Así decía ver la vida a sus casi cien años. Como quien no tenía porvenir e ignoraba lo que el mañana le reservaba, y sin que dejara de experimentar la felicidad. Y no llegar a los cien –temía– debido a no saber al dedillo –no sólo a su edad, sino a cualquiera– en qué momento podía su vida ser cancelada. Pero siempre le comentaba a su mujer que si conseguía no ser un testigo del pasado, sino vivir en un presente inacabadamente actualizado, podía vivir más. Su mujer retemblaba. Acostumbraba ante todo seguir el rastro a alguien con su pensamiento para saber lo que tenía de propio ese ser al que no le quitaba el ojo de encima. Pero también el tiempo era seguido con su mismo pensamiento, para saber qué tenía de propio ese lapso que percibía lento a veces.
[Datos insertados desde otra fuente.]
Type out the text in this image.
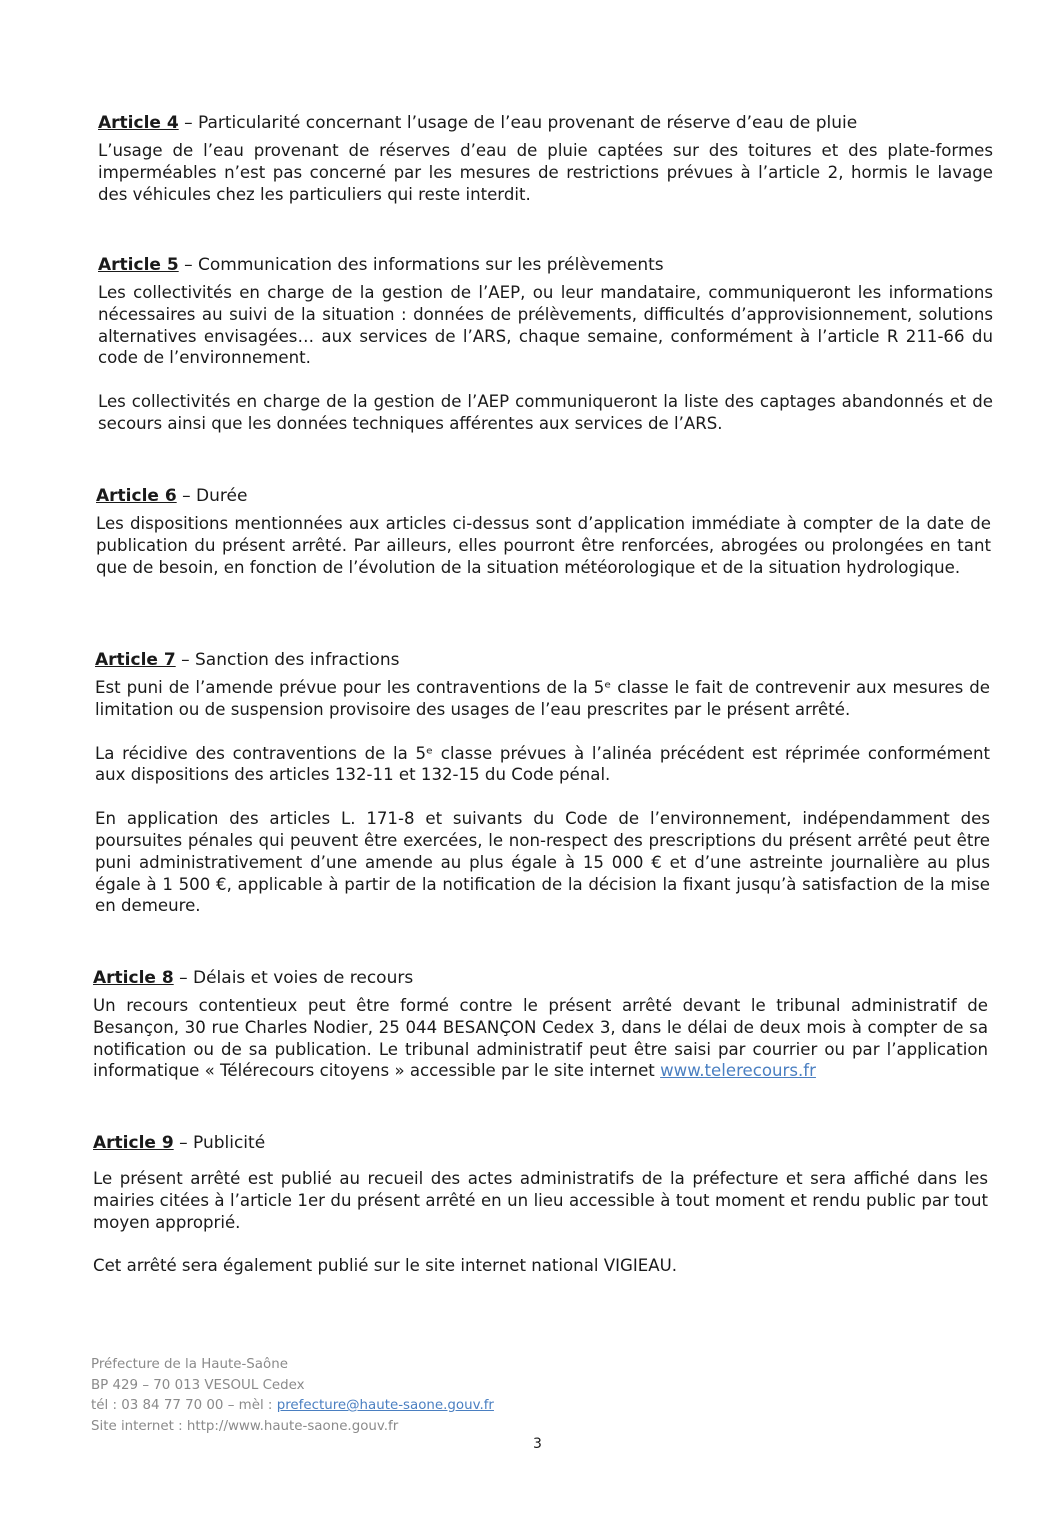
Article 4 – Particularité concernant l’usage de l’eau provenant de réserve d’eau de pluie

L’usage de l’eau provenant de réserves d’eau de pluie captées sur des toitures et des plate-formes imperméables n’est pas concerné par les mesures de restrictions prévues à l’article 2, hormis le lavage des véhicules chez les particuliers qui reste interdit.

Article 5 – Communication des informations sur les prélèvements

Les collectivités en charge de la gestion de l’AEP, ou leur mandataire, communiqueront les informations nécessaires au suivi de la situation : données de prélèvements, difficultés d’approvisionnement, solutions alternatives envisagées… aux services de l’ARS, chaque semaine, conformément à l’article R 211-66 du code de l’environnement.

Les collectivités en charge de la gestion de l’AEP communiqueront la liste des captages abandonnés et de secours ainsi que les données techniques afférentes aux services de l’ARS.

Article 6 – Durée

Les dispositions mentionnées aux articles ci-dessus sont d’application immédiate à compter de la date de publication du présent arrêté. Par ailleurs, elles pourront être renforcées, abrogées ou prolongées en tant que de besoin, en fonction de l’évolution de la situation météorologique et de la situation hydrologique.

Article 7 – Sanction des infractions

Est puni de l’amende prévue pour les contraventions de la 5ᵉ classe le fait de contrevenir aux mesures de limitation ou de suspension provisoire des usages de l’eau prescrites par le présent arrêté.

La récidive des contraventions de la 5ᵉ classe prévues à l’alinéa précédent est réprimée conformément aux dispositions des articles 132-11 et 132-15 du Code pénal.

En application des articles L. 171-8 et suivants du Code de l’environnement, indépendamment des poursuites pénales qui peuvent être exercées, le non-respect des prescriptions du présent arrêté peut être puni administrativement d’une amende au plus égale à 15 000 € et d’une astreinte journalière au plus égale à 1 500 €, applicable à partir de la notification de la décision la fixant jusqu’à satisfaction de la mise en demeure.

Article 8 – Délais et voies de recours

Un recours contentieux peut être formé contre le présent arrêté devant le tribunal administratif de Besançon, 30 rue Charles Nodier, 25 044 BESANÇON Cedex 3, dans le délai de deux mois à compter de sa notification ou de sa publication. Le tribunal administratif peut être saisi par courrier ou par l’application informatique « Télérecours citoyens » accessible par le site internet www.telerecours.fr

Article 9 – Publicité

Le présent arrêté est publié au recueil des actes administratifs de la préfecture et sera affiché dans les mairies citées à l’article 1er du présent arrêté en un lieu accessible à tout moment et rendu public par tout moyen approprié.

Cet arrêté sera également publié sur le site internet national VIGIEAU.

Préfecture de la Haute-Saône
BP 429 – 70 013 VESOUL Cedex
tél : 03 84 77 70 00 – mèl : prefecture@haute-saone.gouv.fr
Site internet : http://www.haute-saone.gouv.fr
3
Su peso era apenas de treinta y cinco mil gramos. Sus piernas, más que piernas orugas y una cámara, que alcanzaba escanear todo lo hallado a su paso circunspecto, eran sus ojos. Capaz era de explorar, en búsqueda de la verdad, en los lugares de difícil acceso que siempre ofrece la vida, como el pirofilacio de la mentira o del error que construyó el destino humano bajo la estructura del templo de la Sinceridad Perdida y que fuera bloqueado, deliberadamente, para que nadie nunca más entrara, no sin antes haber depositado en él objetos para ofrendar, no se sabe qué, o a quién. Pero era posible que en ese inframundo, donde incluso naciera el tiempo, viviera la respuesta de que allí estuviera aún la Sinceridad Perdida buscando polvo humano”.

¿Cómo les parece ese tenor? En todo caso les prometo alcanzar ese fruto de buena ley; es decir, sin aspirar ser un cascabel que taña el sonajero.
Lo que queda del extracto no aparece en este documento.